Adaptive Strukturen wehren sich aktiv gegen Störungen
Schwingungen den Kampf angesagt

Die Adaptronik befreit mechanische Konstruktionen von ihrem passiven Dasein: Anstatt nur Kräfte zu übertragen, können die Systeme zukünftig aktiv gegen Schwingungen vorgehen. Bei Papierwalzen hat sich dieses Funktionsprinzip schon bewährt.

Von unserem Redaktionsmitglied Olaf Stauß

Als Laie verstehe ich wenig davon – aber ich habe ein starkes Gefühl dafür, dass das von hoher Bedeutung für die Zukunft ist, was Sie hier entwickeln“, sagte Brandenburgs Ministerpräsident Manfred Stolpe in seinem Grußwort zum „Adaptronic-Congress 2000“ in Potsdam. Mit seinem Statement dürfte er die Sicht der Veranstalter nur zum Teil getroffen haben. Für sie hat die Zukunft schon begonnen: Adaptive Systeme zur Schwingungsbekämpfung werden bereits industriell eingesetzt und sogar in Serie produziert. Wie sie prinzipiell funktionieren, ließ sich Stolpe bei seinem Rundgang an einem Demonstrationsobjekt zeigen: Auf einer Hantel mit eingebauter kleiner Plattform steht ein Glas Wasser. Weil die Hantel mit einer Schwingung beaufschlagt ist, vibriert die Wasseroberfläche stark. Auf Knopfdruck beruhigt sie sich sofort – obwohl der Schwingungserreger aktiv bleibt. Wie ist dies möglich?
Die Ingenieure haben parallel zur Hantelmasse einen Piezoaktuator angebracht. Angeregt durch ein elektrisches Signal erzeugt er eine Gegenschwingung und bringt so die Plattform in Ruhe. Dieses einfache Modell zeigt das ganz Neue an adaptiven Systemen, auch „Smart Structures“ genannt: Sie wirken nicht mehr nur passiv wie bisherige mechanische Strukturen. Vielmehr wehrt sich die Hantel gegen die Schwingung mit Hilfe des integrierten Aktuators. „Adaptiv“ (lernend) wird sie, indem sie sich auf Störungen einer größeren Bandbreite selbstständig einstellt.
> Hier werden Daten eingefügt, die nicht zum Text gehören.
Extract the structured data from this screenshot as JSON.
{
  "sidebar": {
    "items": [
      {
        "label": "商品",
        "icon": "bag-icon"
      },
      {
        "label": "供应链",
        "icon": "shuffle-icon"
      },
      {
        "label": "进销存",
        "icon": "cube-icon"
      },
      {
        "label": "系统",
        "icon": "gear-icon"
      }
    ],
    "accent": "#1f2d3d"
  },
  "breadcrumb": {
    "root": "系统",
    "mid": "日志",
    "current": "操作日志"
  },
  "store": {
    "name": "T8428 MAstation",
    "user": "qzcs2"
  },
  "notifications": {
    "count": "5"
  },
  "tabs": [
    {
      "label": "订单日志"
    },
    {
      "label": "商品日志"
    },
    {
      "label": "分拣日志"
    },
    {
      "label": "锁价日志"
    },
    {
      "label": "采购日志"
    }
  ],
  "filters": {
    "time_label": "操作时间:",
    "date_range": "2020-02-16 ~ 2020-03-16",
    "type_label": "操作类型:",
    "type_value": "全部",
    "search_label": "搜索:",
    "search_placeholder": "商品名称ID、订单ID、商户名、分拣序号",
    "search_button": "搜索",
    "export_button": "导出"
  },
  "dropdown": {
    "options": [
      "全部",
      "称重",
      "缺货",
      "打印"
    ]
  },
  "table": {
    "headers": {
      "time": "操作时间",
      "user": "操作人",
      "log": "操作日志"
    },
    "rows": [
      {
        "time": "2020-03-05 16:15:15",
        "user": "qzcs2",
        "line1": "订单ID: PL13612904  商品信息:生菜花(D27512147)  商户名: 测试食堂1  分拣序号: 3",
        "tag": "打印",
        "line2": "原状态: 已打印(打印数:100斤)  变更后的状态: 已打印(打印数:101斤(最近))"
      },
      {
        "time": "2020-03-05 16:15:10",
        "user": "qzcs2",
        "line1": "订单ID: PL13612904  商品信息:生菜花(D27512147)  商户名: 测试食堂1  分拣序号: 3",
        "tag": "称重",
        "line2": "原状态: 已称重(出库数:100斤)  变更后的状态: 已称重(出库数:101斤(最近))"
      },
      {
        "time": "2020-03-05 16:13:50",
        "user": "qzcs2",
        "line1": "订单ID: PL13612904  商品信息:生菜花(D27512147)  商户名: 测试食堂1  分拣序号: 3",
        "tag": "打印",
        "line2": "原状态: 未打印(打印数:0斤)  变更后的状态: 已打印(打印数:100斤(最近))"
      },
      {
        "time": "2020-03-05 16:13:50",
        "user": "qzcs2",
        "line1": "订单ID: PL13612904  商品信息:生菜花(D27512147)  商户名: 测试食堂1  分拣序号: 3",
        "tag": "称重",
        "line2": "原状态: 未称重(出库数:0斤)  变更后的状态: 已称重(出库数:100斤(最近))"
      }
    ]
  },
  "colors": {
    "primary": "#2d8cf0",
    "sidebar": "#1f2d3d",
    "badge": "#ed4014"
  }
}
Zukünftige Konstruktionen lassen sich so viel leichter gestalten. Um Schwingungen zu bekämpfen, müssen die Entwickler nicht mehr mit Dämpfungmodulen oder Versteifungen arbeiten, die das Gewicht erhöhen. Professor Holger Hanselka vom Lehrstuhl für Adaptronik an der Universität Magdeburg sieht daher eine „Revolution“ auf die Technik zukommen: „In zehn oder zwanzig Jahren wird der Maschinenbau ohne die Adaptronik nicht mehr auskommen. Sie wird Bestandteil jedes Produktes sein.“
Lösungen zur Schwingungsreduktion sind bisher die Aushängeschilder der Adaptronik. Schon seit zwei Jahren arbeitet ein aktives System in der Papierfertigung bei der Voith-Sulzer GmbH & Co. KG in Heidenheim. Es baut störungsbedingte Eigenschwingungen von gegeneinander laufenden Walzenpaaren ab, bevor sie sich aufschaukeln können. Die Eras GmbH, Göttingen, konzipierte dafür ein System aus Wegsensor, adaptivem Regler und einem Linearmotor, der als Aktuator zwischen den Walzenlagern eingebaut ist. Es hat sich im Einsatz bewährt. „Teuer und noch nicht störungsfrei“ betont zwar Dr. Martin Kustermann, Produktverantwortlicher für Streichaggregate bei Voith-Sulzer. Dennoch zieht er eine positive Bilanz: „Ich bin hundertprozentig überzeugt davon, dass die Technologie eines Tages die Serienreife erreichen wird. Denn hier fahren wir einen Prototypen unter härtesten Einsatzbedingungen. Die Anlage läuft 365 Tage rund um die Uhr.“
Mit einer anderen Anwendung ist Eras in die Kleinserie gegangen. Die Göttinger haben im letzten Jahr sechs Notarztwagen mit aktiv schwingungsentkoppelten Krankenliegen für Babies ausgeliefert. Sie konnten nachweisen, dass die Systeme den Anforderungen an den Krankentransport besser gerecht werden als passiv gedämpfte Systeme. Besonders bei niedrigen Frequenzen bieten sie einen höheren Schutz. Demnächst soll der Preis auf das Niveau konventioneller Konzepte sinken (rund 15 000 Mark), und davon erwarten die Anbieter einen Durchbruch am Markt auch für den Transport von Erwachsenen.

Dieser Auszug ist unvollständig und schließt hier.